# Contracts - per push and/or season



## DaveK (Jul 9, 2001)

I have been searching the web for a sample contract. I am hoping that some one can maybe scan a copy and email it to me or post it here.

I have read the other discussions relating to contracts and there was some very good advice. But I realize the importance of correct wording and creating one from scratch does not appeal to me.

Thanks in advance.

Dave
[email protected]


----------



## John Allin (Sep 18, 2000)

MDLA has a nice one, that has been by an Attorney for your state too. Gotta be a member though.

SIMA has some samples too... gotta be a member there too.


----------



## DaveK (Jul 9, 2001)

Thanks for the quick reply John. But I was really hoping to see an actual contract. 

It is hard to believe that on the whole Internet, I cannot find one sample contract. 

I guess there used to be one on the housedokter.com but that site looks like it is gone.


----------



## PINEISLAND1 (Dec 21, 1999)

Welcome to the forum Dave.

What part of MI are you from?

To answer your question, I can only restate what John has said. The Sima site has some great contracts, and it is just one of the many benefits of joining. If you are into the snow removal business, no matter how big or small, I must recommend joining SIMA. You won't regret it. 

Dino's site as you mentioned had a sample of his, but maybe it is off line currently. He will probably respond to this post eventually.

Sorry I can't be of more help.


----------



## John Allin (Sep 18, 2000)

Both SIMA and MDLA have actual contracts on line for you to read. It's the terms and conditions that most people seek.... if you're just looking for front side contract language - it's usually quite simple. Email me your fax number and I'll fax you a couple to look at. They are simple, direct and to the point. It's the terms & conditions part that has the meat.


----------



## DaveK (Jul 9, 2001)

Thanks John but I have joined SIMA since my first post and did find a couple copies on the SIMA web site.

I have also been spending a fair amount of time in the forum here for answers to other questions I had, and found a lot of good information.

I had questions concerning the best time of year to drum up clients (residential mostly) and what form of advertisement or other methods work best. I found answers to every question and then some.

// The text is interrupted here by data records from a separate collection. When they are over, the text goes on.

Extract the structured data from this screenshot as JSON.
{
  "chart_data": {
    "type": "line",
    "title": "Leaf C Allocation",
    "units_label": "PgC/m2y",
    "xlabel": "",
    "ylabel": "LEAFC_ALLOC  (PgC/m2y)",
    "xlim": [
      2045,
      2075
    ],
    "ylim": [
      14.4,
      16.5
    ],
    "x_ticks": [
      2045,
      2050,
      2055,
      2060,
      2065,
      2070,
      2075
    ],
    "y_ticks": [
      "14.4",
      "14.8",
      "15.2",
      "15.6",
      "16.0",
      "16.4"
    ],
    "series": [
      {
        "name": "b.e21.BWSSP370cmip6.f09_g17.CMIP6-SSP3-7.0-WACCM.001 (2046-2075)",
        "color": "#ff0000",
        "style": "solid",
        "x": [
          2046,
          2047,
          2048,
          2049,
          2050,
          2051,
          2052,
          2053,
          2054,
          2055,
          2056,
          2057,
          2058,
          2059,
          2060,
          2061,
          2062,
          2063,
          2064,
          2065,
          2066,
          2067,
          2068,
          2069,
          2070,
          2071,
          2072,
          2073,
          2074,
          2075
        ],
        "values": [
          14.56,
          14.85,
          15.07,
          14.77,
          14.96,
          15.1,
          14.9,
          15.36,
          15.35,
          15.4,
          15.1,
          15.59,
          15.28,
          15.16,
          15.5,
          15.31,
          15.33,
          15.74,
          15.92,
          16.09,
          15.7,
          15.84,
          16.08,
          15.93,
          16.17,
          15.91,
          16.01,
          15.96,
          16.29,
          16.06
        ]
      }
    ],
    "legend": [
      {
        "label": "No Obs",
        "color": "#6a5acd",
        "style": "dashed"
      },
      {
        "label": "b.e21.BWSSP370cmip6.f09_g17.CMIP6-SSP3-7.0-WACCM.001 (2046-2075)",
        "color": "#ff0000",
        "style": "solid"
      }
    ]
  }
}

By the way, I went to your web site and was very impressed. I guess I never realized that snow removal is such a huge industry. Do you have much business in Michigan? 

Thanks again,
Dave


----------



## John Allin (Sep 18, 2000)

We've just begun doing business in Michigan. 
We'll be bidding out some work there mid to late July.
If the site you went to was the SMG site, sign up as a possibly sub and we'll see about getting some work to you.


----------